Não se trata apenas de ter o dinheiro, mas de como esse aporte impacta sua liquidez e sua capacidade de lidar com imprevistos nos próximos cinco ou dez anos. O erro clássico do “tudo ou nada” Imagine o caso do Ricardo. Ele economizou R$ 150 mil durante anos. Encontrou um apartamento de R$ 500 mil e decidiu dar tudo o que tinha de entrada para reduzir as parcelas do financiamento. O que o Ricardo não calculou foi o “custo de transação”. No fechamento, ele foi pego de surpresa com o ITBI e os custos de escritura e registro, que abocanharam mais uns R$ 20 mil que ele não tinha separado.

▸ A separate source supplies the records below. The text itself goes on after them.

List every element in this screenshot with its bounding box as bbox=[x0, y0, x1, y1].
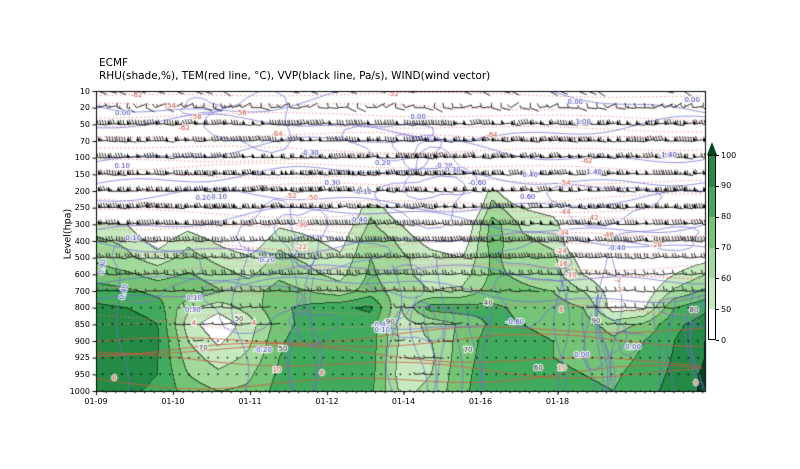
y-tick-label: 900 bbox=[74, 336, 90, 346]
y-tick-label: 300 bbox=[74, 219, 90, 229]
y-tick-label: 150 bbox=[74, 169, 90, 179]
y-tick-label: 1000 bbox=[69, 386, 90, 396]
colorbar-arrow bbox=[707, 142, 717, 155]
colorbar-segment bbox=[709, 278, 715, 309]
x-tick-label: 01-16 bbox=[468, 397, 493, 406]
x-tick-label: 01-18 bbox=[545, 397, 570, 406]
colorbar-segment bbox=[709, 186, 715, 217]
y-tick-label: 50 bbox=[79, 119, 90, 129]
x-tick-label: 01-11 bbox=[238, 397, 262, 406]
colorbar-segment bbox=[709, 156, 715, 187]
y-tick-label: 800 bbox=[74, 303, 90, 313]
x-tick-label: 01-14 bbox=[391, 397, 416, 406]
y-tick-label: 600 bbox=[74, 269, 90, 279]
y-tick-label: 950 bbox=[74, 369, 90, 379]
x-tick-label: 01-10 bbox=[161, 397, 185, 406]
y-tick-label: 70 bbox=[79, 136, 90, 146]
x-tick-label: 01-09 bbox=[84, 397, 108, 406]
y-tick-label: 400 bbox=[74, 236, 90, 246]
colorbar-tick-label: 60 bbox=[715, 273, 732, 283]
x-tick-label: 01-12 bbox=[315, 397, 339, 406]
y-tick-label: 925 bbox=[74, 353, 90, 363]
y-tick-label: 20 bbox=[79, 103, 90, 113]
chart-subtitle: RHU(shade,%), TEM(red line, °C), VVP(bla… bbox=[99, 70, 491, 82]
y-tick-label: 500 bbox=[74, 253, 90, 263]
y-axis-label: Level(hpa) bbox=[62, 208, 74, 260]
colorbar bbox=[708, 155, 716, 340]
y-tick-label: 200 bbox=[74, 186, 90, 196]
colorbar-segment bbox=[709, 217, 715, 248]
colorbar-tick-label: 0 bbox=[715, 335, 727, 345]
colorbar-tick-label: 80 bbox=[715, 212, 732, 222]
y-tick-label: 10 bbox=[79, 86, 90, 96]
colorbar-segment bbox=[709, 308, 715, 339]
y-tick-label: 700 bbox=[74, 286, 90, 296]
y-tick-label: 850 bbox=[74, 319, 90, 329]
colorbar-segment bbox=[709, 247, 715, 278]
colorbar-tick-label: 100 bbox=[715, 150, 737, 160]
colorbar-tick-label: 70 bbox=[715, 243, 732, 252]
colorbar-tick-label: 90 bbox=[715, 181, 732, 191]
y-tick-label: 100 bbox=[74, 153, 90, 163]
chart-title: ECMF bbox=[99, 57, 129, 69]
colorbar-tick-label: 50 bbox=[715, 304, 732, 314]
y-tick-label: 250 bbox=[74, 203, 90, 213]
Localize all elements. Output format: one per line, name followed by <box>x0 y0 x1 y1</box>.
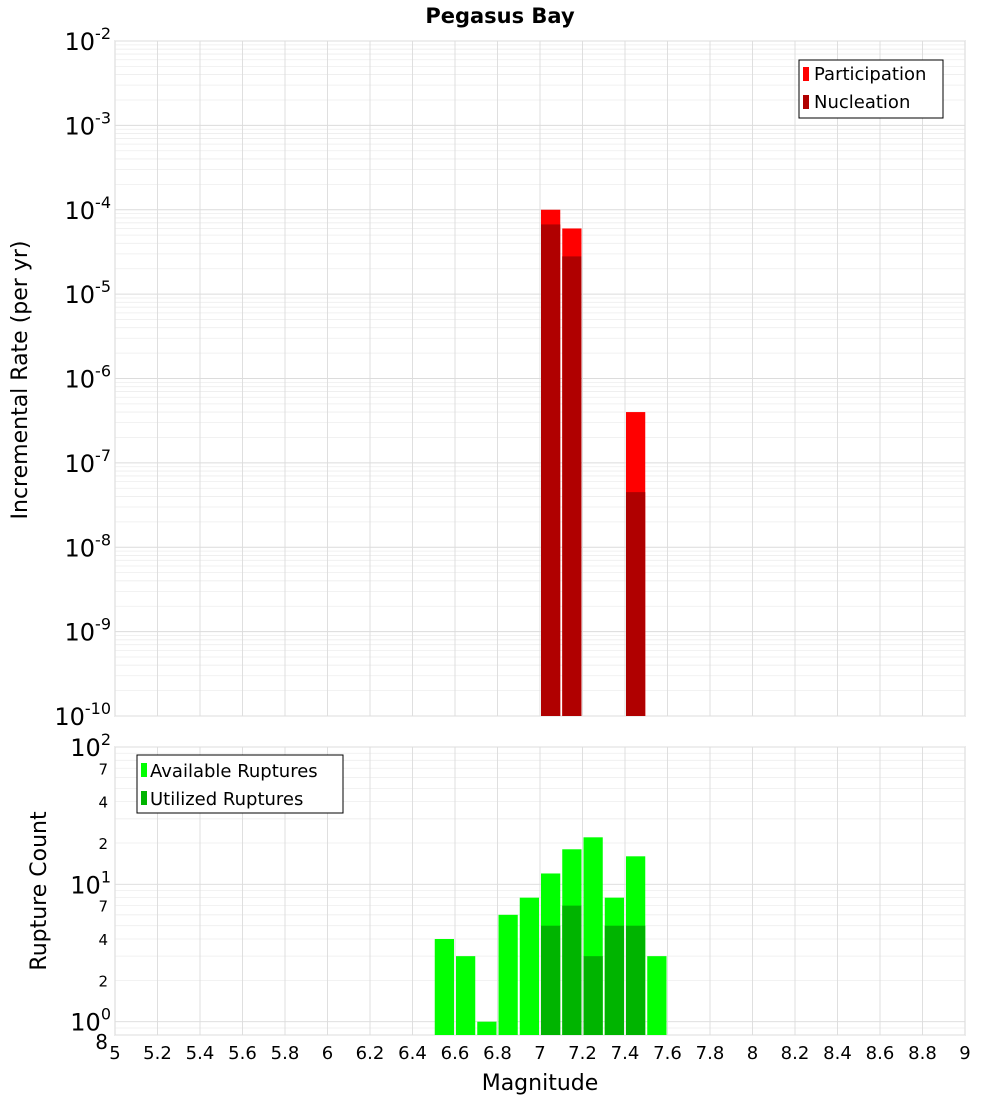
y-tick-label: 10-3 <box>65 108 112 140</box>
y-tick-label: 10-4 <box>65 193 112 225</box>
bottom-legend: Available Ruptures Utilized Ruptures <box>136 754 344 814</box>
y-minor-tick-label: 7 <box>98 898 108 916</box>
chart-title: Pegasus Bay <box>425 4 575 28</box>
utilized-ruptures-bar <box>604 925 624 1035</box>
x-tick-label: 8.4 <box>823 1043 852 1064</box>
utilized-ruptures-bar <box>583 956 603 1035</box>
legend-swatch-available <box>141 763 147 777</box>
x-tick-label: 7.4 <box>611 1043 640 1064</box>
utilized-ruptures-bar <box>541 925 561 1035</box>
x-tick-label: 5.4 <box>186 1043 215 1064</box>
y-tick-label: 10-8 <box>65 530 112 562</box>
x-tick-label: 7.6 <box>653 1043 682 1064</box>
top-legend: Participation Nucleation <box>798 59 944 119</box>
nucleation-bar <box>541 224 561 717</box>
top-y-axis-title: Incremental Rate (per yr) <box>8 241 33 520</box>
y-tick-label: 10-7 <box>65 446 112 478</box>
legend-swatch-nucleation <box>803 95 809 109</box>
x-tick-label: 7.2 <box>568 1043 597 1064</box>
x-tick-label: 5.8 <box>271 1043 300 1064</box>
y-tick-label: 10-2 <box>65 24 112 56</box>
x-tick-label: 8.2 <box>781 1043 810 1064</box>
nucleation-bar <box>626 492 646 716</box>
x-axis-tick-labels: 5 5.2 5.4 5.6 5.8 6 6.2 6.4 6.6 6.8 7 7.2 7.4 7.6 7.8 8… <box>109 1043 970 1064</box>
y-minor-tick-label: 4 <box>98 794 108 812</box>
y-tick-label: 101 <box>70 867 111 899</box>
bottom-y-axis-title: Rupture Count <box>27 811 52 971</box>
x-tick-label: 5.6 <box>228 1043 257 1064</box>
y-tick-label: 100 <box>70 1005 111 1037</box>
x-tick-label: 6.4 <box>398 1043 427 1064</box>
available-ruptures-bar <box>647 956 667 1035</box>
available-ruptures-bar <box>498 914 518 1035</box>
legend-label-utilized: Utilized Ruptures <box>150 789 303 810</box>
x-tick-label: 6.8 <box>483 1043 512 1064</box>
x-tick-label: 7.8 <box>696 1043 725 1064</box>
x-tick-label: 8 <box>747 1043 758 1064</box>
x-tick-label: 8.6 <box>866 1043 895 1064</box>
x-tick-label: 9 <box>959 1043 970 1064</box>
x-tick-label: 8.8 <box>908 1043 937 1064</box>
y-tick-label: 10-10 <box>54 699 111 731</box>
utilized-ruptures-bar <box>562 905 582 1035</box>
y-tick-label: 10-9 <box>65 615 112 647</box>
legend-label-nucleation: Nucleation <box>814 92 910 113</box>
available-ruptures-bar <box>519 897 539 1035</box>
bottom-legend-box <box>136 754 344 814</box>
utilized-ruptures-bar <box>626 925 646 1035</box>
y-tick-label: 10-5 <box>65 277 112 309</box>
x-tick-label: 6.6 <box>441 1043 470 1064</box>
y-tick-label: 102 <box>70 730 111 762</box>
x-axis-title: Magnitude <box>482 1071 599 1096</box>
nucleation-bar <box>562 256 582 716</box>
y-minor-tick-label: 2 <box>98 835 108 853</box>
y-minor-tick-label: 7 <box>98 760 108 778</box>
legend-swatch-utilized <box>141 791 147 805</box>
x-tick-label: 6.2 <box>356 1043 385 1064</box>
y-tick-label: 10-6 <box>65 362 112 394</box>
legend-swatch-participation <box>803 67 809 81</box>
legend-label-participation: Participation <box>814 64 926 85</box>
available-ruptures-bar <box>456 956 476 1035</box>
y-minor-tick-label: 8 <box>95 1030 108 1054</box>
x-tick-label: 7 <box>534 1043 545 1064</box>
x-tick-label: 6 <box>322 1043 333 1064</box>
available-ruptures-bar <box>434 939 454 1035</box>
y-minor-tick-label: 2 <box>98 972 108 990</box>
legend-label-available: Available Ruptures <box>150 761 318 782</box>
top-plot-area: 10-2 10-3 10-4 10-5 10-6 10-7 10-8 10-9 10-10 <box>54 24 966 731</box>
x-tick-label: 5.2 <box>143 1043 172 1064</box>
x-tick-label: 5 <box>109 1043 120 1064</box>
top-legend-box <box>798 59 944 119</box>
available-ruptures-bar <box>477 1021 497 1035</box>
y-minor-tick-label: 4 <box>98 931 108 949</box>
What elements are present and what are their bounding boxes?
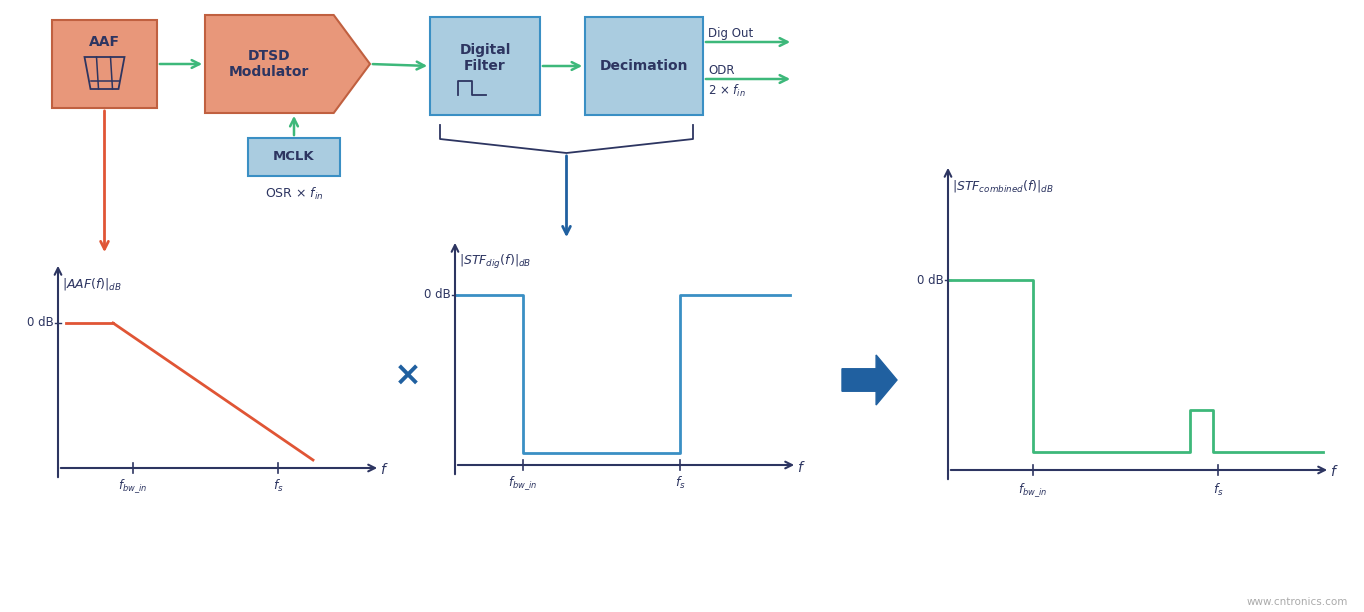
Text: $|STF_{combined}(f)|_{dB}$: $|STF_{combined}(f)|_{dB}$ bbox=[952, 178, 1054, 194]
Text: Decimation: Decimation bbox=[600, 59, 689, 73]
Text: DTSD
Modulator: DTSD Modulator bbox=[229, 49, 310, 79]
FancyBboxPatch shape bbox=[430, 17, 540, 115]
FancyBboxPatch shape bbox=[248, 138, 340, 176]
Text: $f_{bw\_in}$: $f_{bw\_in}$ bbox=[509, 474, 537, 492]
Text: $f_s$: $f_s$ bbox=[1213, 482, 1224, 498]
Text: $f_s$: $f_s$ bbox=[273, 478, 284, 494]
FancyArrow shape bbox=[842, 355, 898, 405]
Text: MCLK: MCLK bbox=[273, 151, 315, 163]
Text: AAF: AAF bbox=[89, 35, 120, 49]
Text: 0 dB: 0 dB bbox=[917, 274, 944, 286]
Text: $|AAF(f)|_{dB}$: $|AAF(f)|_{dB}$ bbox=[61, 276, 121, 292]
FancyBboxPatch shape bbox=[52, 20, 157, 108]
Text: $|STF_{dig}(f)|_{dB}$: $|STF_{dig}(f)|_{dB}$ bbox=[460, 253, 532, 271]
Text: $f$: $f$ bbox=[1330, 465, 1338, 479]
Text: $f_s$: $f_s$ bbox=[675, 475, 685, 491]
Text: 0 dB: 0 dB bbox=[27, 316, 55, 329]
Text: ODR: ODR bbox=[708, 64, 734, 78]
Polygon shape bbox=[205, 15, 370, 113]
Text: Digital
Filter: Digital Filter bbox=[460, 43, 510, 73]
Text: 2 × $f_{in}$: 2 × $f_{in}$ bbox=[708, 83, 746, 99]
FancyBboxPatch shape bbox=[585, 17, 702, 115]
Text: $f_{bw\_in}$: $f_{bw\_in}$ bbox=[119, 477, 147, 495]
Text: www.cntronics.com: www.cntronics.com bbox=[1247, 597, 1348, 607]
Text: OSR × $f_{in}$: OSR × $f_{in}$ bbox=[265, 186, 323, 202]
Text: $f$: $f$ bbox=[379, 463, 389, 477]
Text: Dig Out: Dig Out bbox=[708, 28, 753, 40]
Text: $f$: $f$ bbox=[797, 460, 805, 474]
Text: ×: × bbox=[394, 359, 421, 392]
Text: $f_{bw\_in}$: $f_{bw\_in}$ bbox=[1019, 481, 1048, 499]
Text: 0 dB: 0 dB bbox=[424, 288, 451, 302]
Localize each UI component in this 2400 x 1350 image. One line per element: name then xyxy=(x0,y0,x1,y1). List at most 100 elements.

Resultado? Começou a vida na casa nova usando o limite do cheque especial para comprar a geladeira e o fogão. O aporte inicial não pode ser um sacrifício total. Um planejamento saudável geralmente mira naqueles 20% do valor do imóvel, mas o segredo de quem investe com inteligência é manter uma reserva de segurança equivalente a, pelo menos, seis meses de despesas fixas após a entrega das chaves. Se você zerar sua conta para dar a entrada, qualquer infiltração no banheiro ou uma manutenção inesperada no carro vira uma crise financeira.